Van het verhandelde ter zitting van 2 augustus 2002 heeft de griffier proces-verbaal opgemaakt.
Op 16 augustus 2002 heeft het Hof mondeling uitspraak gedaan, waarvan het proces-verbaal op 20 augustus 2002 aangetekend aan partijen is verzonden. Bij brief van 21 augustus 2002, ter griffie ingekomen op 23 augustus 2002, heeft belanghebbende verzocht de mondelinge uitspraak te vervangen door een schriftelijke. Het verschuldigde griffierecht van € 163,50 is tijdig betaald.
2. Tussen partijen vaststaande feiten
Belanghebbende en B zijn met ingang van 1 mei 1996 onder de naam D accountants & belastingadviseurs een maatschap (hierna: de oude maatschap) aangegaan. A (directeur van belanghebbende), B en C zijn met ingang van 1 januari 1998 eveneens onder de naam D Accountants & Belastingadviseurs een maatschap (hierna: de nieuwe maatschap) aangegaan. De vermogensbestanddelen van de oude maatschap zijn per 1 januari 1998 overgedragen aan de nieuwe maatschap. Daarbij is de waarde van de reserves en de goodwill vastgesteld op ƒ 230.000. Het aandeel van belanghebbende daarin bedroeg ƒ 205.000. De nieuwe maatschap is dit bedrag van ƒ 230.000 (onder indexering met een door het CBS gepubliceerd indexcijfer) schuldig gebleven tot de liquidatie van de nieuwe maatschap.
3. Geschil
In geschil is of het hiervoor vermelde bedrag van ƒ 205.000 behoort tot de winst van belanghebbende over 1998.
4. Standpunten van partijen
Voor de standpunten van partijen verwijst het Hof naar de gedingstukken en het proces-verbaal van de zitting.
5. Beoordeling van het geschil
5.1. Niet in geschil is dat belanghebbende met de overdracht van zijn aandeel in de oude maatschap aan de nieuwe maatschap een winst heeft behaald van ƒ 205.000. Ook is niet in geschil dat deze winst niet is gerekend tot de winst van belanghebbende over 1997.
5.2. De inspecteur heeft dit bedrag van ƒ 205.000 gerekend tot de winst van belanghebbende over 1998. Belanghebbende stelt zich op het standpunt dat dit bedrag tot haar winst over 1997 behoort, althans niet tot de winst over 1998 kan worden gerekend.

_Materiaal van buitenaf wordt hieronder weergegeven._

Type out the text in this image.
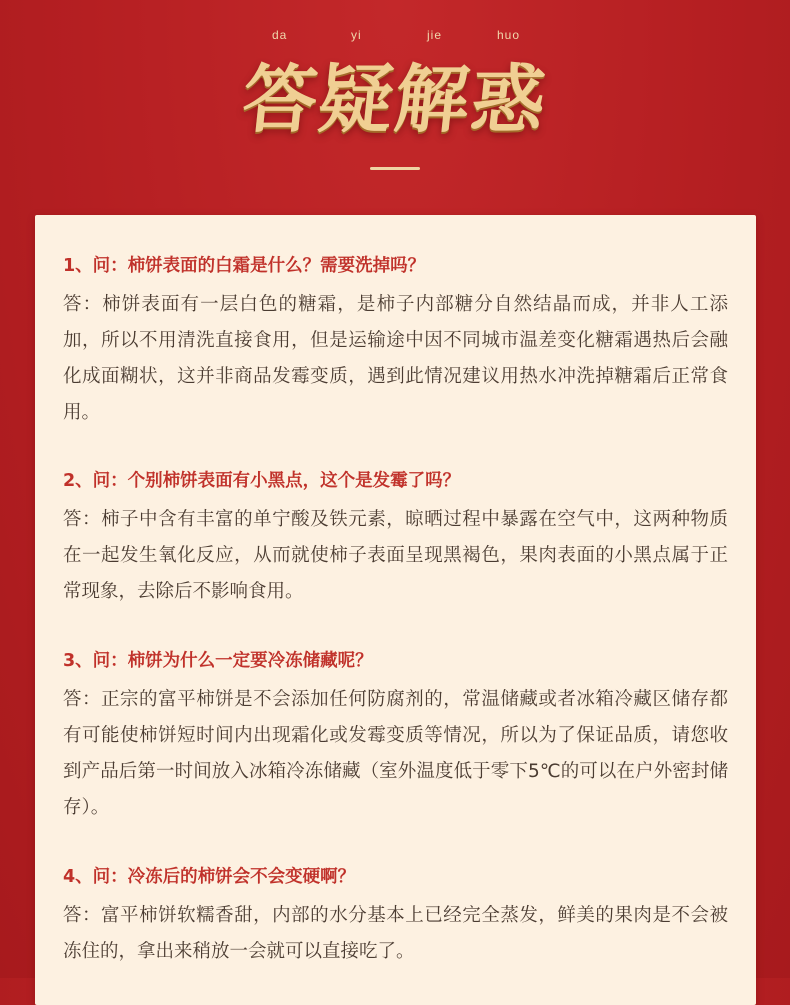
da	yi	jie	huo
答疑解惑
1、问：柿饼表面的白霜是什么？需要洗掉吗？
答：柿饼表面有一层白色的糖霜，是柿子内部糖分自然结晶而成，并非人工添加，所以不用清洗直接食用，但是运输途中因不同城市温差变化糖霜遇热后会融化成面糊状，这并非商品发霉变质，遇到此情况建议用热水冲洗掉糖霜后正常食用。
2、问：个别柿饼表面有小黑点，这个是发霉了吗？
答：柿子中含有丰富的单宁酸及铁元素，晾晒过程中暴露在空气中，这两种物质在一起发生氧化反应，从而就使柿子表面呈现黑褐色，果肉表面的小黑点属于正常现象，去除后不影响食用。
3、问：柿饼为什么一定要冷冻储藏呢？
答：正宗的富平柿饼是不会添加任何防腐剂的，常温储藏或者冰箱冷藏区储存都有可能使柿饼短时间内出现霜化或发霉变质等情况，所以为了保证品质，请您收到产品后第一时间放入冰箱冷冻储藏（室外温度低于零下5℃的可以在户外密封储存）。
4、问：冷冻后的柿饼会不会变硬啊？
答：富平柿饼软糯香甜，内部的水分基本上已经完全蒸发，鲜美的果肉是不会被冻住的，拿出来稍放一会就可以直接吃了。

5.3. Nu de nieuwe maatschap het bedrag van ƒ 205.000 is schuldig gebleven, behoort tot het vermogen van belanghebbende per 31 december 1998 een vordering tot dit bedrag. Er zijn geen omstandigheden gesteld of gebleken die aanleiding zouden kunnen zijn om deze vordering te waarderen beneden de nominale waarde. Veronderstellenderwijs uitgaande van de juistheid van het standpunt van belanghebbende dat de winst van ƒ 205.000 tot haar winst over 1997 behoorde, dient ook per 1 januari 1998 een vordering van ƒ 205.000 tot het vermogen van belanghebbende te worden gerekend, wat evenwel door een fout achterwege is gebleven. Belanghebbende heeft ter zitting verklaard niet te willen meewerken aan en zich te zullen verzetten tegen herstel van de fout door een aanvullende belastingheffing over het jaar 1997, bijvoorbeeld door een nog op te leggen navorderingsaanslag. In dat geval brengt de zogenoemde foutenleer mee dat de winst wordt toegerekend aan 1998, zijnde het oudste nog openstaande jaar. Hieruit volgt dat de aanslag juist is, ook indien wordt uitgegaan van het standpunt van belanghebbende. Het beroep is daarom ongegrond.
6. Proceskosten
Nu belanghebbende in het ongelijk wordt gesteld en zich overigens geen bijzondere omstandigheden hebben voorgedaan, acht het Hof geen termen aanwezig voor een veroordeling van een partij in de proceskosten als bedoeld in artikel 8:75 van de Algemene wet bestuursrecht.
7. Beslissing
Het Hof verklaart het beroep ongegrond.
De uitspraak is ter vervanging van de mondelinge uitspraak vastgesteld op 30 oktober 2002 door mr. Bijl, in tegenwoordigheid van mr. Van de Merwe als griffier.